BACKGROUND The os trigonum is an accessory bone that is not fully fused with the talus during secondary ossification, and is one of the risk factors of posterior malleolus impact syndrome. The purpose of this study was to classify the os trigonum and to guide the diagnosis and treatment of related clinical diseases. MATERIAL AND METHODS Ankle computed tomography (CT) scans of 586 Chinese patients between October 2014 and October 2018 were reviewed. CT images of 1011 ankle joints were reconstructed to evaluate the classification of the os trigonum and the measurement of anatomical parameters. RESULTS The incidences of os trigonum in 3 groups were determined as type I (1.9%), type II (10.5%), and type III (14.7%). The macro-axis of type II (0.89±0.31) cm was significantly larger than with type I (0.65±0.24 cm) and type III (0.74±0.23 cm) (p<0.05).The minor axis of similar of type I (0.41±0.23 cm) was significantly shorter than that of type II (0.58±0.32 cm) and type III (0.55±0.16 cm) (p<0.05).The distance from os trigonum to calcaneal tubercle was significantly different than that of type I (1.33±0.52 cm), type II (1.67±0.55 cm), and type III (1.84±0.45 cm) (p<0.05). CONCLUSIONS This study showed that os trigonum has a high incidence. Type I was the least common, the volume of type II was larger, and type III was more common. The anatomical parameters of each type may improve treatment of related diseases and the further development of ankle arthroscopic surgery.

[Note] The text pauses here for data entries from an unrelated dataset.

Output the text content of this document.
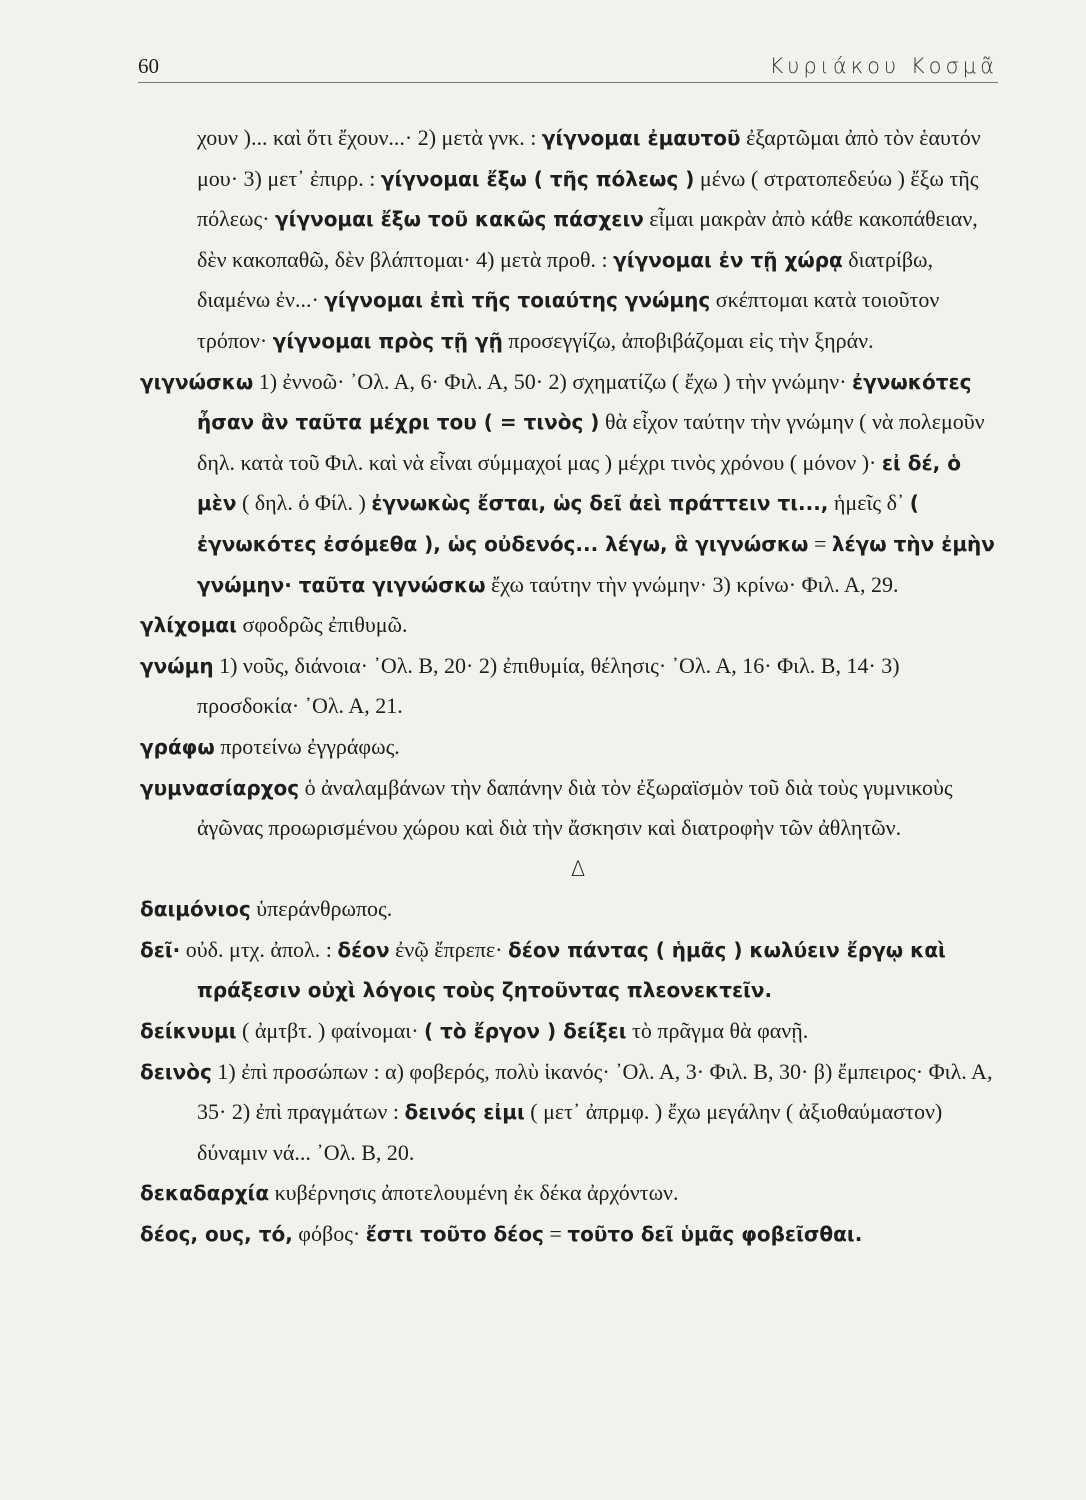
60	Κυριάκου Κοσμᾶ

χουν )... καὶ ὅτι ἔχουν...· 2) μετὰ γνκ. : γίγνομαι ἐμαυτοῦ ἐξαρτῶμαι ἀπὸ τὸν ἑαυτόν μου· 3) μετ᾽ ἐπιρρ. : γίγνομαι ἔξω ( τῆς πόλεως ) μένω ( στρατοπεδεύω ) ἔξω τῆς πόλεως· γίγνομαι ἔξω τοῦ κακῶς πάσχειν εἶμαι μακρὰν ἀπὸ κάθε κακοπάθειαν, δὲν κακοπαθῶ, δὲν βλάπτομαι· 4) μετὰ προθ. : γίγνομαι ἐν τῇ χώρᾳ διατρίβω, διαμένω ἐν...· γίγνομαι ἐπὶ τῆς τοιαύτης γνώμης σκέπτομαι κατὰ τοιοῦτον τρόπον· γίγνομαι πρὸς τῇ γῇ προσεγγίζω, ἀποβιβάζομαι εἰς τὴν ξηράν.

γιγνώσκω 1) ἐννοῶ· ᾽Ολ. Α, 6· Φιλ. Α, 50· 2) σχηματίζω ( ἔχω ) τὴν γνώμην· ἐγνωκότες ἦσαν ἂν ταῦτα μέχρι του ( = τινὸς ) θὰ εἶχον ταύτην τὴν γνώμην ( νὰ πολεμοῦν δηλ. κατὰ τοῦ Φιλ. καὶ νὰ εἶναι σύμμαχοί μας ) μέχρι τινὸς χρόνου ( μόνον )· εἰ δέ, ὁ μὲν ( δηλ. ὁ Φίλ. ) ἐγνωκὼς ἔσται, ὡς δεῖ ἀεὶ πράττειν τι..., ἡμεῖς δ᾽ ( ἐγνωκότες ἐσόμεθα ), ὡς οὐδενός... λέγω, ἃ γιγνώσκω = λέγω τὴν ἐμὴν γνώμην· ταῦτα γιγνώσκω ἔχω ταύτην τὴν γνώμην· 3) κρίνω· Φιλ. Α, 29.

γλίχομαι σφοδρῶς ἐπιθυμῶ.

γνώμη 1) νοῦς, διάνοια· ᾽Ολ. Β, 20· 2) ἐπιθυμία, θέλησις· ᾽Ολ. Α, 16· Φιλ. Β, 14· 3) προσδοκία· ᾽Ολ. Α, 21.

γράφω προτείνω ἐγγράφως.

γυμνασίαρχος ὁ ἀναλαμβάνων τὴν δαπάνην διὰ τὸν ἐξωραϊσμὸν τοῦ διὰ τοὺς γυμνικοὺς ἀγῶνας προωρισμένου χώρου καὶ διὰ τὴν ἄσκησιν καὶ διατροφὴν τῶν ἀθλητῶν.

Δ

δαιμόνιος ὑπεράνθρωπος.

δεῖ· οὐδ. μτχ. ἀπολ. : δέον ἐνῷ ἔπρεπε· δέον πάντας ( ἡμᾶς ) κωλύειν ἔργῳ καὶ πράξεσιν οὐχὶ λόγοις τοὺς ζητοῦντας πλεονεκτεῖν.

δείκνυμι ( ἀμτβτ. ) φαίνομαι· ( τὸ ἔργον ) δείξει τὸ πρᾶγμα θὰ φανῇ.

δεινὸς 1) ἐπὶ προσώπων : α) φοβερός, πολὺ ἱκανός· ᾽Ολ. Α, 3· Φιλ. Β, 30· β) ἔμπειρος· Φιλ. Α, 35· 2) ἐπὶ πραγμάτων : δεινός εἰμι ( μετ᾽ ἀπρμφ. ) ἔχω μεγάλην ( ἀξιοθαύμαστον) δύναμιν νά... ᾽Ολ. Β, 20.

δεκαδαρχία κυβέρνησις ἀποτελουμένη ἐκ δέκα ἀρχόντων.

δέος, ους, τό, φόβος· ἔστι τοῦτο δέος = τοῦτο δεῖ ὑμᾶς φοβεῖσθαι.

距骨后三角骨是在二次骨化过程中未与距骨完全融合的副骨,是后踝撞击综合征的危险因素之一。本研究的目的是对距骨后三角骨进行分类,以指导相关临床疾病的诊断和治疗。
回顾 2014 年 10 月至 2018 年 10 月期间 586 例中国患者的踝关节 CT 扫描资料。对 1011 个踝关节的 CT 图像进行重建,以评估距骨后三角骨的分类和解剖参数的测量。
确定了 3 组距骨后三角骨的发生率:I 型(1.9%)、II 型(10.5%)和 III 型(14.7%)。II 型(0.89±0.31cm)的主轴线明显大于 I 型(0.65±0.24cm)和 III 型(0.74±0.23cm)(p<0.05)。I 型(0.41±0.23cm)的次轴线明显短于 II 型(0.58±0.32cm)和 III 型(0.55±0.16cm)(p<0.05)。距骨后三角骨至跟骨结节的距离与 I 型(1.33±0.52cm)、II 型(1.67±0.55cm)和 III 型(1.84±0.45cm)明显不同(p<0.05)。
本研究表明距骨后三角骨的发生率较高。I 型最少见,II 型体积较大,III 型更常见。每种类型的解剖参数都可能改善相关疾病的治疗效果和踝关节镜手术的进一步发展。